The two original complaints named the Company, ReAble Therapeutics, Inc., an affiliate of Parent, and the current members of the Company’s board of directors as defendants. One of the original complaints also named Blackstone as a defendant. The two substantially similar original complaints alleged, among other things, that the individual defendants breached their fiduciary duties of care, good faith and loyalty by approving the proposed merger with an allegedly inadequate price, without adequately informing themselves of the Company’s highest transactional value, and without adequately marketing the company to other potential buyers. The original complaints also alleged that the individual defendants and the Company failed to make full and adequate disclosures in the preliminary proxy statement regarding the proposed merger. The original complaints pray for, among other things, class certification, declaratory relief, an injunction of the proposed merger or a rescission order, corrective disclosures to the proxy statement, damages, interest, attorneys’ fees, expert fees and other costs; and such other relief as the court may find just and proper.
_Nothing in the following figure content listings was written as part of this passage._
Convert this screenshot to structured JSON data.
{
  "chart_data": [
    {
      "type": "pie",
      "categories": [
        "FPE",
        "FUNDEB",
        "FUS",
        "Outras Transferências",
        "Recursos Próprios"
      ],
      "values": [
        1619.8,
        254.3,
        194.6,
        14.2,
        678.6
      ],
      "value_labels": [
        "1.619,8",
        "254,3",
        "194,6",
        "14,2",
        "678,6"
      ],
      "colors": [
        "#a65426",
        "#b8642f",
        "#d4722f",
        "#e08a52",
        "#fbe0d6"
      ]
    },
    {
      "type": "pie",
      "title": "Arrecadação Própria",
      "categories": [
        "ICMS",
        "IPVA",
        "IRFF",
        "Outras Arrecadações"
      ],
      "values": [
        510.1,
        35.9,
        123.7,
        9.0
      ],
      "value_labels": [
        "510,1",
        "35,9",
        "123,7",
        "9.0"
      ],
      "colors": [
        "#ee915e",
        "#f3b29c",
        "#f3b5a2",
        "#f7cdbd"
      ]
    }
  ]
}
Discovery is ongoing and the parties have stipulated to a November 2, 2007 hearing on plaintiffs’ preliminary injunction motion, and a related briefing schedule. The Company believes that the lawsuit is without merit and intends to vigorously oppose it.
9. Subsequent Event
In October 2007, in anticipation of the repayment of all amounts outstanding under the Company’s credit agreement in connection with the completion of its pending merger with ReAble Therapeutics Finance LLC, the Company paid $2.1 million to terminate its interest rate swap agreement.